You should be able to answer the following questions before taking any new medication. Although each medication comes with instructions, your pharmacist should be available to answer any or all of the following questions in more depth and in language that is easier to understand.
What is the name of the medication and what is it supposed to do?
You should know the names of all the medications—both prescription and nonprescription—you take so you can inform each doctor you see. It is also important to know what each medication looks like.
When and how do I take it?
You need to know how often to take your medication, if the medication is best taken on an empty stomach or with food, and if you should take it at the same time each day.
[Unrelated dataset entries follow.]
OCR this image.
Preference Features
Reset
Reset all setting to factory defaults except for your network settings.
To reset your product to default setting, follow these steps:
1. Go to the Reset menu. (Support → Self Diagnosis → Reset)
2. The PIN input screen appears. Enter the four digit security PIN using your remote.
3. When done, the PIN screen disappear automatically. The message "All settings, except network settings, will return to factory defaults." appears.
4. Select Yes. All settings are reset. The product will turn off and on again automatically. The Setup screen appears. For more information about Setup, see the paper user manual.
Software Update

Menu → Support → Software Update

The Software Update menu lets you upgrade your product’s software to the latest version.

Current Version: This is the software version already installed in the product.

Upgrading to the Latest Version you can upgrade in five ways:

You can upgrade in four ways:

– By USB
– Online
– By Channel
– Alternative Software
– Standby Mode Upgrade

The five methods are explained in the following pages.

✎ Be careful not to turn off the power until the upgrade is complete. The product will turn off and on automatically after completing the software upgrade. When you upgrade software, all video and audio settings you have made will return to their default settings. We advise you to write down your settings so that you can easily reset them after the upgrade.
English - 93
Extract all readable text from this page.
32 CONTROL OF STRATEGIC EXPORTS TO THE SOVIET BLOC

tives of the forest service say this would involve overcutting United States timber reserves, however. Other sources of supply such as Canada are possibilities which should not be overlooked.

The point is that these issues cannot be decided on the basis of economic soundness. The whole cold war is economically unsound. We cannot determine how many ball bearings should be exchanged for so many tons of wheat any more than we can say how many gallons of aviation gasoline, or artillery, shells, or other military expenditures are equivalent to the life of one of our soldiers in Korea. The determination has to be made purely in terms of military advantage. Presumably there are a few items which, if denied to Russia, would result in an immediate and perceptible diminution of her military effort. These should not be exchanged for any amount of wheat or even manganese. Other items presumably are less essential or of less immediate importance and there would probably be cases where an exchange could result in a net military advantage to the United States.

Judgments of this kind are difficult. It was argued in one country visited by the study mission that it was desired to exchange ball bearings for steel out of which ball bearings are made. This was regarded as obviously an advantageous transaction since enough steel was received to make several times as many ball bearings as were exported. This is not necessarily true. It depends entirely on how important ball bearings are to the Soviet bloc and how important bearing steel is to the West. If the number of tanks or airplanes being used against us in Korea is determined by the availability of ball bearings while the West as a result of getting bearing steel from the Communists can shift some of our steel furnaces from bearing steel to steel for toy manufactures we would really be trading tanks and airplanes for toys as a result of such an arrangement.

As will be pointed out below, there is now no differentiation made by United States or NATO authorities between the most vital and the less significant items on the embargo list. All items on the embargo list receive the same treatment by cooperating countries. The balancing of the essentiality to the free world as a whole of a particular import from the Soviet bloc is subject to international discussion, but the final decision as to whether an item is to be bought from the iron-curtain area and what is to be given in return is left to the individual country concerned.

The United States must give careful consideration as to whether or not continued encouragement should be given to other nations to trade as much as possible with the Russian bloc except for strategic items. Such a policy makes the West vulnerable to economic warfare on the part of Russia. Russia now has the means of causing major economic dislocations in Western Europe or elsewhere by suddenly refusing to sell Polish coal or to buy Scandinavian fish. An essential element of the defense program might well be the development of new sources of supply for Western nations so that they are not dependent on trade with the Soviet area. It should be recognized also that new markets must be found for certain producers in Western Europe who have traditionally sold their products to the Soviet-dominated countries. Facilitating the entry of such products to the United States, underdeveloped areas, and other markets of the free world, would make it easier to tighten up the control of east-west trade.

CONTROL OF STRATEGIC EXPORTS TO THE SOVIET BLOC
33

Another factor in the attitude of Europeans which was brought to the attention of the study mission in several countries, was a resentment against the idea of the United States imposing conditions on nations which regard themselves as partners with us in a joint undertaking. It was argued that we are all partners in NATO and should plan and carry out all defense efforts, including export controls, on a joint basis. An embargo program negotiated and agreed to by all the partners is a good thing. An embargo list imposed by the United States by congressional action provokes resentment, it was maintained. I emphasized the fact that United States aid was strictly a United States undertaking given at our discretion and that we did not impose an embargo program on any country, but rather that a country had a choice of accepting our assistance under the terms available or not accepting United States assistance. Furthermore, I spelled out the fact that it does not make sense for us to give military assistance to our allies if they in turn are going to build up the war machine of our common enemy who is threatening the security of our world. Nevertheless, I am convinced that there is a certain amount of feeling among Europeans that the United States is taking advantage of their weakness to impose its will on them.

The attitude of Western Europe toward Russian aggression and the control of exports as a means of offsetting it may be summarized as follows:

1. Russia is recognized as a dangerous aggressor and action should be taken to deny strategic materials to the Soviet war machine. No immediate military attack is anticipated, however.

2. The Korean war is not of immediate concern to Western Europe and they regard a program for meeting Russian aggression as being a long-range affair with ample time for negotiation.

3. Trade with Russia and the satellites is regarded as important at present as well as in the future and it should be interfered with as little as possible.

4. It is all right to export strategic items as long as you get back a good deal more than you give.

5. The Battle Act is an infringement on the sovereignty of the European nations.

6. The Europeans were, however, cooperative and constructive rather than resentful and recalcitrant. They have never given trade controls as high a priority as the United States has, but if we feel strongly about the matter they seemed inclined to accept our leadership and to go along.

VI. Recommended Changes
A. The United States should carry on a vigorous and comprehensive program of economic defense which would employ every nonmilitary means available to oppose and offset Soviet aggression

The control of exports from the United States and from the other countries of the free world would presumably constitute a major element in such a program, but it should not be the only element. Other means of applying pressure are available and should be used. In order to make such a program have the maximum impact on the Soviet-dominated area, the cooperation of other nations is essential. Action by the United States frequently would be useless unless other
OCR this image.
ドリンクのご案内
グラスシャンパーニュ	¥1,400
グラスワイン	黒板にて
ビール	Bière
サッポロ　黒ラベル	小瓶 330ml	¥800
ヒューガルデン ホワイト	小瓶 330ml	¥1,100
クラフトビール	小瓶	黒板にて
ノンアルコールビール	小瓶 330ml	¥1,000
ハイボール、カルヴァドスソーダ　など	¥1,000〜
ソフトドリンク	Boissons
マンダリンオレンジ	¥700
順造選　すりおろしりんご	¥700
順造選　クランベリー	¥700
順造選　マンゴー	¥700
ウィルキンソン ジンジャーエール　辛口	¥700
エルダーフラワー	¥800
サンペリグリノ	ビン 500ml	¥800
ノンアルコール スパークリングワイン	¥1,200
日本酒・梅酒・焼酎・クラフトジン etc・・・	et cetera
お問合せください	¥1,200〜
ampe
For how long should I take it?
Your prescription order indicates the length of time you should take the medication and whether refills are available. Skipping doses or stopping medication to save money or because you "feel better," can result in health problems requiring more expensive treatment in the future.
Does this medication contain anything that can cause an allergic reaction?
If you always use the same pharmacy, the pharmacist will be able to detect any potential problems.
Should I avoid alcohol, any other medications, food and/or activities?
Certain foods or alcohol may also interact with your medications. Some drugs can cause drowsiness and may affect activities such as driving.
Should I expect any side effects?
All medications can cause side effects, but they are not necessarily serious. Your pharmacist will inform you of the most common side effects. If you experience any unexplained effects, contact your doctor or pharmacist.
What if I forget to take my medications?
Be sure you know the answer to this question when you receive the prescription. The decision to take a missed dose depends on the drug. Don't panic and don't take a double dose unless you are specifically directed to do so by your doctor.
Is there a generic version of the medication?
Not all medications have generic counterparts. If a generic version is available, the Food and Drug Administration (FDA) has judged it to be equivalent to the brand name product and can save you up to half the cost.
How should I store my medications?
Proper storage ensures a medication's effectiveness. The bathroom medicine cabinet is not an ideal storage place. Heat and humidity can adversely affect your medication. Most medications require a cool and dry storage location, and some need refrigeration.
Does this medication replace anything else I was taking?
Make sure you understand if this medication is replacing another medication.
Most liquid medications come with a measuring device. Make sure you have one before you leave the pharmacy. If you don't have one, ask the pharmacist how to measure out the dose you need. Do not use tableware, such as a tablespoon, because each one is made differently.